The W.K. Kellogg Foundation (WKKF) has announced the five long-term awardees for the Racial Equity 2030 Challenge, an open call for bold solutions to drive an equitable future for children, families and communities around the world.
The five awardees were named to receive a combined $80 million over the next eight years, concluding in 2030, WKKF’s 100th anniversary. The dollars will help build and scale actionable ideas for transformative change in the systems and institutions that uphold racial inequities.
The challenge was launched in 2020 during the foundation’s 90th anniversary by La June Montgomery Tabron, president and CEO of WKKF, with a pledge to invest $90 million to fuel innovative and actionable solutions to build a more racially equitable future.
As CMF reported, in 2021 WKKF announced 10 finalists for the challenge. Each finalist received a $1 million planning grant and nine months of capacity-building support to further develop their project and strengthen their application.
WKKF received 1,453 submissions from 72 countries and applications were evaluated during a five-month process involving reviews by peers and experts from around the world.
According to a WKKF press release, the five awardees are advancing racial equity with unique approaches – from transforming education systems to healing communities and empowering historically marginalized Indigenous people.
“The bold work proposed by each of the awardees fills me with hope that together we can attack the roots of inequity in our communities and build a future in which all children can thrive,” Tabron said. “But this change won't happen unless we act, and I believe we must act now. I am excited to partner with these teams to address racism in their communities and support systemic change across the globe.”
The awardees include:
- Building an Anti-Racist Public Education System in Brazil: Through the SETA Project, ActionAid, the Brazilian National Campaign on the Right to Education, CONAQ, UneAFRO Brasil, Geledés and Ação Educativa will work together to transform the Brazilian school network into the world’s first anti-racist education system, harnessing youth, education and Black movements, and sparking a national healing process.

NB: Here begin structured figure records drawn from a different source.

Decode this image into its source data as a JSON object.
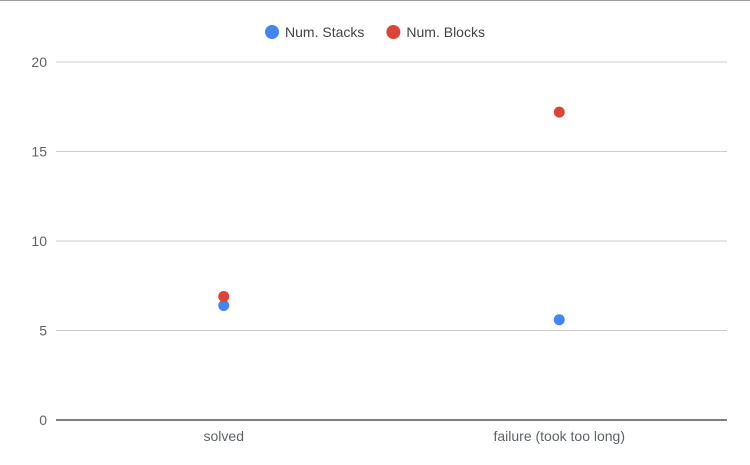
{
  "chart_data": {
    "type": "scatter",
    "categories": [
      "solved",
      "failure (took too long)"
    ],
    "series": [
      {
        "name": "Num. Stacks",
        "color": "#4285f4",
        "values": [
          6.4,
          5.6
        ]
      },
      {
        "name": "Num. Blocks",
        "color": "#db4437",
        "values": [
          6.9,
          17.2
        ]
      }
    ],
    "yticks": [
      0,
      5,
      10,
      15,
      20
    ],
    "ylim": [
      0,
      20
    ],
    "grid": true,
    "legend_position": "top-center",
    "title": "",
    "xlabel": "",
    "ylabel": ""
  }
}
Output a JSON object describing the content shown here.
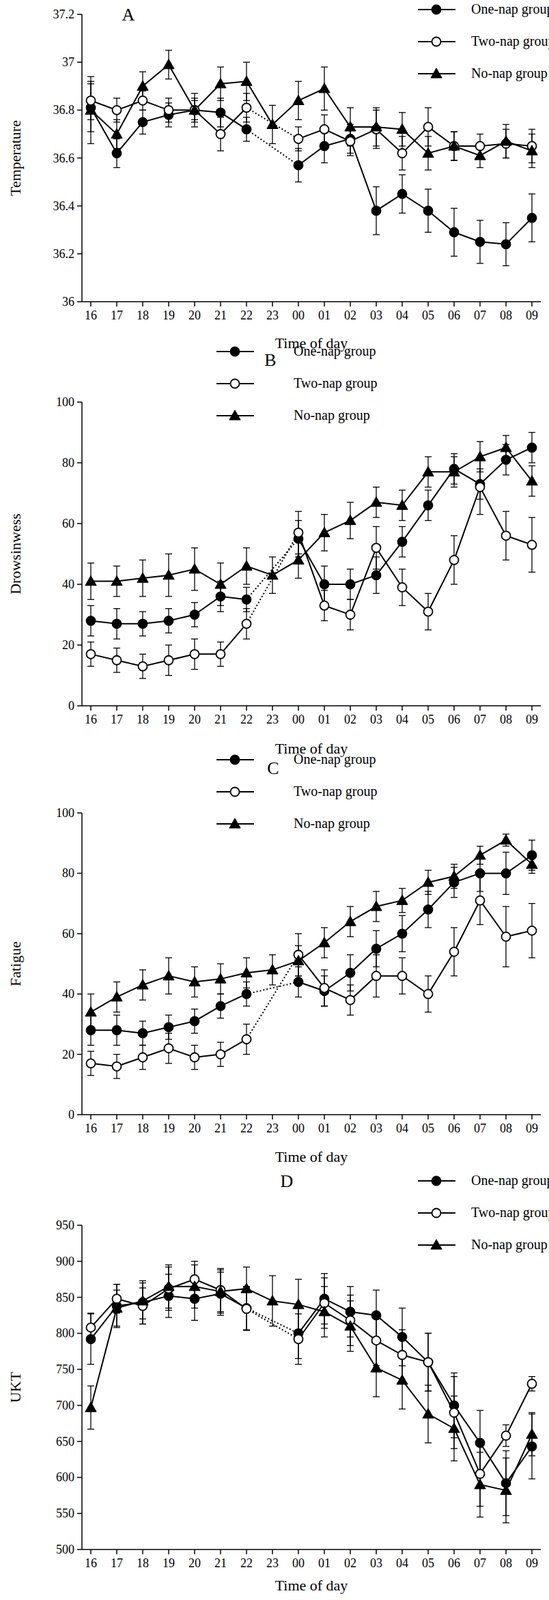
{
  "chart_data": [
    {
      "type": "line",
      "title": "A",
      "x_label": "Time of day",
      "y_label": "Temperature",
      "categories": [
        "16",
        "17",
        "18",
        "19",
        "20",
        "21",
        "22",
        "23",
        "00",
        "01",
        "02",
        "03",
        "04",
        "05",
        "06",
        "07",
        "08",
        "09"
      ],
      "ylim": [
        36,
        37.2
      ],
      "yticks": [
        36,
        36.2,
        36.4,
        36.6,
        36.8,
        37,
        37.2
      ],
      "legend": "upper right",
      "series": [
        {
          "name": "One-nap group",
          "color": "#000000",
          "marker": "circle",
          "line_style": "solid",
          "values": [
            36.81,
            36.62,
            36.75,
            36.78,
            36.8,
            36.79,
            36.72,
            null,
            36.57,
            36.65,
            36.68,
            36.38,
            36.45,
            36.38,
            36.29,
            36.25,
            36.24,
            36.35
          ],
          "errors": [
            0.1,
            0.06,
            0.05,
            0.05,
            0.05,
            0.06,
            0.05,
            null,
            0.07,
            0.07,
            0.06,
            0.1,
            0.08,
            0.09,
            0.1,
            0.09,
            0.09,
            0.1
          ]
        },
        {
          "name": "Two-nap group",
          "color": "#000000",
          "marker": "open-circle",
          "line_style": "solid",
          "values": [
            36.84,
            36.8,
            36.84,
            36.8,
            36.8,
            36.7,
            36.81,
            null,
            36.68,
            36.72,
            36.67,
            36.72,
            36.62,
            36.73,
            36.65,
            36.65,
            36.66,
            36.65
          ],
          "errors": [
            0.08,
            0.05,
            0.04,
            0.05,
            0.04,
            0.07,
            0.06,
            null,
            0.05,
            0.06,
            0.06,
            0.08,
            0.07,
            0.08,
            0.06,
            0.05,
            0.06,
            0.07
          ]
        },
        {
          "name": "No-nap group",
          "color": "#000000",
          "marker": "triangle",
          "line_style": "solid",
          "values": [
            36.8,
            36.7,
            36.9,
            36.99,
            36.8,
            36.91,
            36.92,
            36.74,
            36.84,
            36.89,
            36.73,
            36.73,
            36.72,
            36.62,
            36.65,
            36.61,
            36.67,
            36.63
          ],
          "errors": [
            0.14,
            0.06,
            0.06,
            0.06,
            0.07,
            0.07,
            0.08,
            0.08,
            0.08,
            0.09,
            0.08,
            0.08,
            0.07,
            0.07,
            0.06,
            0.05,
            0.07,
            0.07
          ]
        }
      ]
    },
    {
      "type": "line",
      "title": "B",
      "x_label": "Time of day",
      "y_label": "Drowsinwess",
      "categories": [
        "16",
        "17",
        "18",
        "19",
        "20",
        "21",
        "22",
        "23",
        "00",
        "01",
        "02",
        "03",
        "04",
        "05",
        "06",
        "07",
        "08",
        "09"
      ],
      "ylim": [
        0,
        100
      ],
      "yticks": [
        0,
        20,
        40,
        60,
        80,
        100
      ],
      "legend": "upper center",
      "series": [
        {
          "name": "One-nap group",
          "color": "#000000",
          "marker": "circle",
          "line_style": "solid",
          "values": [
            28,
            27,
            27,
            28,
            30,
            36,
            35,
            null,
            55,
            40,
            40,
            43,
            54,
            66,
            78,
            73,
            81,
            85
          ],
          "errors": [
            5,
            5,
            4,
            4,
            4,
            5,
            4,
            null,
            6,
            6,
            5,
            6,
            5,
            5,
            5,
            5,
            5,
            5
          ]
        },
        {
          "name": "Two-nap group",
          "color": "#000000",
          "marker": "open-circle",
          "line_style": "solid",
          "values": [
            17,
            15,
            13,
            15,
            17,
            17,
            27,
            null,
            57,
            33,
            30,
            52,
            39,
            31,
            48,
            72,
            56,
            53
          ],
          "errors": [
            4,
            4,
            4,
            5,
            5,
            4,
            5,
            null,
            7,
            5,
            5,
            7,
            6,
            6,
            8,
            9,
            8,
            9
          ]
        },
        {
          "name": "No-nap group",
          "color": "#000000",
          "marker": "triangle",
          "line_style": "solid",
          "values": [
            41,
            41,
            42,
            43,
            45,
            40,
            46,
            43,
            48,
            57,
            61,
            67,
            66,
            77,
            77,
            82,
            85,
            74
          ],
          "errors": [
            6,
            5,
            6,
            7,
            7,
            7,
            6,
            6,
            6,
            6,
            6,
            5,
            5,
            5,
            5,
            5,
            4,
            5
          ]
        }
      ]
    },
    {
      "type": "line",
      "title": "C",
      "x_label": "Time of day",
      "y_label": "Fatigue",
      "categories": [
        "16",
        "17",
        "18",
        "19",
        "20",
        "21",
        "22",
        "23",
        "00",
        "01",
        "02",
        "03",
        "04",
        "05",
        "06",
        "07",
        "08",
        "09"
      ],
      "ylim": [
        0,
        100
      ],
      "yticks": [
        0,
        20,
        40,
        60,
        80,
        100
      ],
      "legend": "upper center",
      "series": [
        {
          "name": "One-nap group",
          "color": "#000000",
          "marker": "circle",
          "line_style": "solid",
          "values": [
            28,
            28,
            27,
            29,
            31,
            36,
            40,
            null,
            44,
            41,
            47,
            55,
            60,
            68,
            77,
            80,
            80,
            86
          ],
          "errors": [
            5,
            5,
            4,
            4,
            4,
            4,
            4,
            null,
            5,
            5,
            6,
            6,
            6,
            6,
            5,
            6,
            7,
            5
          ]
        },
        {
          "name": "Two-nap group",
          "color": "#000000",
          "marker": "open-circle",
          "line_style": "solid",
          "values": [
            17,
            16,
            19,
            22,
            19,
            20,
            25,
            null,
            53,
            42,
            38,
            46,
            46,
            40,
            54,
            71,
            59,
            61
          ],
          "errors": [
            4,
            4,
            4,
            5,
            4,
            4,
            5,
            null,
            7,
            6,
            5,
            7,
            6,
            6,
            8,
            8,
            10,
            9
          ]
        },
        {
          "name": "No-nap group",
          "color": "#000000",
          "marker": "triangle",
          "line_style": "solid",
          "values": [
            34,
            39,
            43,
            46,
            44,
            45,
            47,
            48,
            51,
            57,
            64,
            69,
            71,
            77,
            79,
            86,
            91,
            83
          ],
          "errors": [
            6,
            5,
            5,
            6,
            5,
            5,
            5,
            5,
            5,
            5,
            5,
            5,
            4,
            4,
            4,
            3,
            2,
            3
          ]
        }
      ]
    },
    {
      "type": "line",
      "title": "D",
      "x_label": "Time of day",
      "y_label": "UKT",
      "categories": [
        "16",
        "17",
        "18",
        "19",
        "20",
        "21",
        "22",
        "23",
        "00",
        "01",
        "02",
        "03",
        "04",
        "05",
        "06",
        "07",
        "08",
        "09"
      ],
      "ylim": [
        500,
        950
      ],
      "yticks": [
        500,
        550,
        600,
        650,
        700,
        750,
        800,
        850,
        900,
        950
      ],
      "legend": "upper right",
      "series": [
        {
          "name": "One-nap group",
          "color": "#000000",
          "marker": "circle",
          "line_style": "solid",
          "values": [
            792,
            838,
            843,
            852,
            848,
            855,
            835,
            null,
            800,
            848,
            830,
            825,
            795,
            760,
            700,
            648,
            592,
            643
          ],
          "errors": [
            35,
            30,
            30,
            30,
            30,
            30,
            30,
            null,
            35,
            35,
            35,
            35,
            40,
            40,
            45,
            45,
            45,
            45
          ]
        },
        {
          "name": "Two-nap group",
          "color": "#000000",
          "marker": "open-circle",
          "line_style": "solid",
          "values": [
            808,
            848,
            838,
            862,
            875,
            860,
            834,
            null,
            792,
            842,
            818,
            790,
            770,
            760,
            690,
            605,
            658,
            730
          ],
          "errors": [
            20,
            20,
            25,
            30,
            25,
            30,
            30,
            null,
            35,
            35,
            35,
            35,
            35,
            40,
            50,
            45,
            15,
            10
          ]
        },
        {
          "name": "No-nap group",
          "color": "#000000",
          "marker": "triangle",
          "line_style": "solid",
          "values": [
            697,
            835,
            845,
            865,
            865,
            858,
            862,
            845,
            840,
            830,
            810,
            752,
            735,
            688,
            668,
            590,
            582,
            660
          ],
          "errors": [
            30,
            25,
            25,
            30,
            30,
            30,
            30,
            35,
            35,
            35,
            35,
            40,
            40,
            40,
            45,
            45,
            45,
            30
          ]
        }
      ]
    }
  ]
}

- Healing Through Justice: A Community-Led Breakthrough Strategy for Healing-Centered Communities in Illinois, U.S.A.: Communities United and Ann & Robert H. Lurie Children’s Hospital of Chicago will bring to scale a youth-led movement for healing to make breakthroughs in supporting and sustaining community-led approaches to healing-centered communities.
- Indigenous Lands Initiative: Securing Land Ownership Rights for Indigenous Communities in Mexico and Central and South America: The Indian Law Resource Center, the Interethnic Association of the Development of the Peruvian Amazon and the Coordination of Indigenous Organizations of the Brazilian Amazon will build a permanent Indigenous-led institution to provide essential technical and legal assistance to help Indigenous peoples secure ownership of their lands and to speed up and improve Indigenous land titling processes in Mexico and Central and South America.
- Overcoming Environmental Racism by Knowing, Using, and Shaping Law in Kenya, India, Sierra Leone and the U.S.: Namati, its partners and members of the Legal Empowerment Network equip frontline communities with the power of law, so they can protect their own well-being and, ultimately, make systems of environmental governance more equitable. Globally, Namati and members of the Legal Empowerment Network will launch an international policy advocacy campaign and drive cross-border learning on grassroots environmental justice.
- Kawailoa: A Transformative Indigenous Model to End Youth Incarceration in Hawai’i and Beyond: Partners In Development Foundation and several partners will replace youth incarceration with a Native Hawaiian restorative system that empowers communities, trains youth healers and shifts resources to community-driven and culturally-grounded sanctuaries of support.
According to WKKF, the timing for this challenge aligns with the Sustainable Development Goals (SDGs) set by the United Nations General Assembly and are intended to be achieved by 2030.